Thursday, July 29, 2010

Book Updates

I've been very busy of late, almost underground working furiously away, but I finally found a hiatus to blog some news. I have a hodgepodge of things to mention. Two items today...


First big news is that Sense and Goodness Without God: A Defense of Metaphysical Naturalism is now available as an eBook. You can buy it in various places, but most obviously on (click for Kindle edition). Not the Impossible Faith has always been available as a PDF download and now is available in other formats, too (click for Lulu edition as a PDF download; and click here for Kindle edition). And The Christian Delusion: Why Faith Fails is also now available in e-format (click for Kindle edition), as is The Empty Tomb: Jesus Beyond The Grave (click for Kindle edition).


And second is a status update on my book On the Historicity of Jesus Christ. Donors to the project have already received a full report, but for the general public the latest news is that I've solved the problem of cutting material down by seeking publication as two volumes, the first on method and the second on results, though the first volume includes one major section of results. That volume is completed. I am seeking a private peer review from a number of respected scholars, and shopping for a publisher. Meanwhile, I'm hard at work on volume two, some of which donors have already seen, but there's even better stuff to come.

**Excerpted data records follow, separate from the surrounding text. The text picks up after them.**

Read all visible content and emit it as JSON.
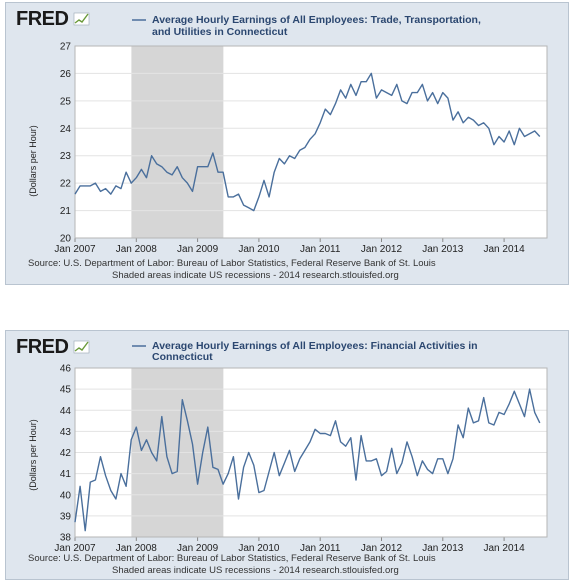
{
  "brand": "FRED",
  "accent_color": "#4a6f9c",
  "recession_color": "#d6d6d6",
  "chart_data": [
    {
      "type": "line",
      "title_line1": "Average Hourly Earnings of All Employees: Trade, Transportation,",
      "title_line2": "and Utilities in Connecticut",
      "legend_entry": "Average Hourly Earnings of All Employees: Trade, Transportation, and Utilities in Connecticut",
      "ylabel": "(Dollars per Hour)",
      "ylim": [
        20,
        27
      ],
      "yticks": [
        20,
        21,
        22,
        23,
        24,
        25,
        26,
        27
      ],
      "xlim": [
        2007,
        2014.7
      ],
      "xticks": [
        {
          "v": 2007,
          "label": "Jan 2007"
        },
        {
          "v": 2008,
          "label": "Jan 2008"
        },
        {
          "v": 2009,
          "label": "Jan 2009"
        },
        {
          "v": 2010,
          "label": "Jan 2010"
        },
        {
          "v": 2011,
          "label": "Jan 2011"
        },
        {
          "v": 2012,
          "label": "Jan 2012"
        },
        {
          "v": 2013,
          "label": "Jan 2013"
        },
        {
          "v": 2014,
          "label": "Jan 2014"
        }
      ],
      "recession": [
        2007.92,
        2009.42
      ],
      "source_line1": "Source: U.S. Department of Labor: Bureau of Labor Statistics, Federal Reserve Bank of St. Louis",
      "source_line2": "Shaded areas indicate US recessions - 2014 research.stlouisfed.org",
      "series": [
        {
          "x_start": 2007,
          "values": [
            21.6,
            21.9,
            21.9,
            21.9,
            22.0,
            21.7,
            21.8,
            21.6,
            21.9,
            21.8,
            22.4,
            22.0,
            22.2,
            22.5,
            22.2,
            23.0,
            22.7,
            22.6,
            22.4,
            22.3,
            22.6,
            22.2,
            22.0,
            21.7,
            22.6,
            22.6,
            22.6,
            23.1,
            22.4,
            22.4,
            21.5,
            21.5,
            21.6,
            21.2,
            21.1,
            21.0,
            21.5,
            22.1,
            21.5,
            22.4,
            22.9,
            22.7,
            23.0,
            22.9,
            23.2,
            23.3,
            23.6,
            23.8,
            24.2,
            24.7,
            24.5,
            24.9,
            25.4,
            25.1,
            25.6,
            25.2,
            25.7,
            25.7,
            26.0,
            25.1,
            25.4,
            25.3,
            25.2,
            25.6,
            25.0,
            24.9,
            25.3,
            25.3,
            25.6,
            25.0,
            25.3,
            24.9,
            25.3,
            25.1,
            24.3,
            24.6,
            24.2,
            24.4,
            24.3,
            24.1,
            24.2,
            24.0,
            23.4,
            23.7,
            23.5,
            23.9,
            23.4,
            24.0,
            23.7,
            23.8,
            23.9,
            23.7
          ]
        }
      ]
    },
    {
      "type": "line",
      "title_line1": "Average Hourly Earnings of All Employees: Financial Activities in",
      "title_line2": "Connecticut",
      "legend_entry": "Average Hourly Earnings of All Employees: Financial Activities in Connecticut",
      "ylabel": "(Dollars per Hour)",
      "ylim": [
        38,
        46
      ],
      "yticks": [
        38,
        39,
        40,
        41,
        42,
        43,
        44,
        45,
        46
      ],
      "xlim": [
        2007,
        2014.7
      ],
      "xticks": [
        {
          "v": 2007,
          "label": "Jan 2007"
        },
        {
          "v": 2008,
          "label": "Jan 2008"
        },
        {
          "v": 2009,
          "label": "Jan 2009"
        },
        {
          "v": 2010,
          "label": "Jan 2010"
        },
        {
          "v": 2011,
          "label": "Jan 2011"
        },
        {
          "v": 2012,
          "label": "Jan 2012"
        },
        {
          "v": 2013,
          "label": "Jan 2013"
        },
        {
          "v": 2014,
          "label": "Jan 2014"
        }
      ],
      "recession": [
        2007.92,
        2009.42
      ],
      "source_line1": "Source: U.S. Department of Labor: Bureau of Labor Statistics, Federal Reserve Bank of St. Louis",
      "source_line2": "Shaded areas indicate US recessions - 2014 research.stlouisfed.org",
      "series": [
        {
          "x_start": 2007,
          "values": [
            38.7,
            40.4,
            38.3,
            40.6,
            40.7,
            41.8,
            40.9,
            40.2,
            39.8,
            41.0,
            40.4,
            42.6,
            43.2,
            42.1,
            42.6,
            42.0,
            41.6,
            43.7,
            41.8,
            41.0,
            41.1,
            44.5,
            43.5,
            42.4,
            40.5,
            42.0,
            43.2,
            41.3,
            41.2,
            40.5,
            41.0,
            41.8,
            39.8,
            41.3,
            42.0,
            41.4,
            40.1,
            40.2,
            41.1,
            42.0,
            40.9,
            41.5,
            42.1,
            41.1,
            41.7,
            42.1,
            42.5,
            43.1,
            42.9,
            42.9,
            42.8,
            43.5,
            42.5,
            42.3,
            42.7,
            40.7,
            42.8,
            41.6,
            41.6,
            41.7,
            40.9,
            41.1,
            42.2,
            41.0,
            41.5,
            42.5,
            41.8,
            40.9,
            41.6,
            41.2,
            41.0,
            41.7,
            41.7,
            41.0,
            41.7,
            43.3,
            42.7,
            44.1,
            43.4,
            43.5,
            44.6,
            43.4,
            43.3,
            43.9,
            43.8,
            44.3,
            44.9,
            44.3,
            43.7,
            45.0,
            43.9,
            43.4
          ]
        }
      ]
    }
  ]
}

The first volume has the current working title Bayes' Theorem and Historical Method: The Invalidity of Current Historicity Criteria in the Study of Jesus and Their Replacement. The subtitle actually isn't the controversial bit. I discuss all the leading scholarship on those criteria, and all of it comes to the same conclusion I do. The main title will actually be the controversial part, and the bulk of the book is devoted to answering all the arguments against applying Bayes' Theorem to history, while explaining in easy-to-understand terms what that theorem is, how it works, and how we can employ it as historians. Donors and scholars who have been reviewing the work up to this point have given me very valuable criticisms and advice that has made this volume into something I'm quite proud of. It rocks now. I'm confident the second volume will be as good.